A stop loss is an order set by traders to sell a security when it reaches a certain price. It's designed to limit an investor's loss on a security's position.
Types of Stop Loss Orders
Fixed Stop Loss: The stop loss is set at a fixed price level.
Trailing Stop Loss: This stop loss adjusts as the price of the asset changes.
Guaranteed Stop Loss: Offers protection by guaranteeing the stop loss level despite any market gaps.
Stop Loss in Automated Trading Systems
Many trading robots and indicators incorporate stop loss settings to help manage risk. For instance, utilities like 'ATR Stop Loss All Trades MT5' automatically apply a stop loss level based on the Average True Range (ATR), a measure of market volatility.
Other systems, such as the 'KT Equity Protector MT4', use an equity-based stop loss, setting the stop loss based on a percentage of the equity in the trading account.
Benefits of Using Stop Loss
Limit Losses: It helps in capping the potential losses by automatically closing the trade at a predetermined level.
Emotion-Free Trading: Helps in removing emotional decision-making in the trading process.
Strategic Use of Stop Loss
Traders often set stop loss orders at key price levels, which include historical supports or resistances, or based on technical indicators.
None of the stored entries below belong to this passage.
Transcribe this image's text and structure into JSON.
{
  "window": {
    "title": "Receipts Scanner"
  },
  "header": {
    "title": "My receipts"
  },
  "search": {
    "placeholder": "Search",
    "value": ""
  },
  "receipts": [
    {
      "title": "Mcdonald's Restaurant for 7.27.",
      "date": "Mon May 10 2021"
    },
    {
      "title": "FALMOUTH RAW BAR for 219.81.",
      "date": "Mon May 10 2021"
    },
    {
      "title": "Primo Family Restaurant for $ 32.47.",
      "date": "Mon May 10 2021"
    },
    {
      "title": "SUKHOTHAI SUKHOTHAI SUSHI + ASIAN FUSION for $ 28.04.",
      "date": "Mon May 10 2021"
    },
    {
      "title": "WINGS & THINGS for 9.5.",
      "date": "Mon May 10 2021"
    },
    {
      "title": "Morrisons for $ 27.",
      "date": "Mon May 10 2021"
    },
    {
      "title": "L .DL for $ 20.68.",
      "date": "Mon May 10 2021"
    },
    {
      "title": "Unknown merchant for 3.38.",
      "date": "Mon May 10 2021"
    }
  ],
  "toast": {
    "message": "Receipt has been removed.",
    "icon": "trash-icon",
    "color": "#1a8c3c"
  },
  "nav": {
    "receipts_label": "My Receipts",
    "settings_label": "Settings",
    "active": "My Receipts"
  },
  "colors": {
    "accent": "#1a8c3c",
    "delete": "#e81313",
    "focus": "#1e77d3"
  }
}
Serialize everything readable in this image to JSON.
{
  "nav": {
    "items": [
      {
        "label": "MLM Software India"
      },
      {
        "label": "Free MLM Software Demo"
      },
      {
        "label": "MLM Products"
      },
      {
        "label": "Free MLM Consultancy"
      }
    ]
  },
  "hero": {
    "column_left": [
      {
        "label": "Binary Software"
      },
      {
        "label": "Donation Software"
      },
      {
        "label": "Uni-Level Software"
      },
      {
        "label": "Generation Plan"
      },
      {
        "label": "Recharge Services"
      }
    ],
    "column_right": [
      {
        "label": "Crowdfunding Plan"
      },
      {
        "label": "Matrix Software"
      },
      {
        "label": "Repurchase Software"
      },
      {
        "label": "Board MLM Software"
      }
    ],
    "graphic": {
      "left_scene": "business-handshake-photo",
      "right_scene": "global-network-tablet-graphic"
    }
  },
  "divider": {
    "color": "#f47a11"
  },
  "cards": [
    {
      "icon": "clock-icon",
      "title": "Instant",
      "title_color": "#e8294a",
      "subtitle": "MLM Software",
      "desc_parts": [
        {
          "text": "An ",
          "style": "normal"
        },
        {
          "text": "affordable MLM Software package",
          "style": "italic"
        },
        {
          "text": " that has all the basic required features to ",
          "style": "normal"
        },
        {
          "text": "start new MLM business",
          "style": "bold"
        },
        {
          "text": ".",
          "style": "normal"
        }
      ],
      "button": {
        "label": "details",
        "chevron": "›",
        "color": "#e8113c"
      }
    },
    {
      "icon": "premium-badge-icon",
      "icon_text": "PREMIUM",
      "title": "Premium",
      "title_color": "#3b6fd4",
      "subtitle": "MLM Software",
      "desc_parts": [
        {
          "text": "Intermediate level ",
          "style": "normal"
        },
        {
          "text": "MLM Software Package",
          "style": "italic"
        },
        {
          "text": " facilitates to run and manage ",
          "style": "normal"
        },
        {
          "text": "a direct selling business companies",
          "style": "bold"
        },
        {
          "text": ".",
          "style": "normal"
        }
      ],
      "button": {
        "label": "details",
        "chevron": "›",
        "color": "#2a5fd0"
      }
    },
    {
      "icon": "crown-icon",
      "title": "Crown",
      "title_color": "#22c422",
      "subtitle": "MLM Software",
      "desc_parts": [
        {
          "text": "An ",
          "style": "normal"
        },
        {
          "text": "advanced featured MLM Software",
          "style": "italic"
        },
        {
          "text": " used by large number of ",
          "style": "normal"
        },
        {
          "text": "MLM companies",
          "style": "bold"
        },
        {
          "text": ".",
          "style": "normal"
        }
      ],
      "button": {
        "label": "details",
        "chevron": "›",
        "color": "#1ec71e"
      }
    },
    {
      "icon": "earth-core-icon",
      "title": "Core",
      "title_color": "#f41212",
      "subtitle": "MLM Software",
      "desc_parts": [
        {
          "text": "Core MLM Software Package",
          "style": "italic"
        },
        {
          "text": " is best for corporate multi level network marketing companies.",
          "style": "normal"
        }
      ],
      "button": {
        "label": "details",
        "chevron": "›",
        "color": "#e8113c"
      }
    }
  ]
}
The choice of a stop loss strategy might depend on the trading style, risk tolerance, and the trading instrument.
Considerations and Risks
Slippage: In fast-moving markets, the execution price may differ from the stop loss level set, leading to potential greater losses.
Market Gaps: During market gaps, the stop loss orders might not be executed at the desired levels, which can significantly impact trading outcomes.
Conclusion
Using stop loss is a fundamental aspect of risk management in trading. While it can help in minimizing losses, traders should be aware of the limitations and ensure they are used as part of a comprehensive trading strategy.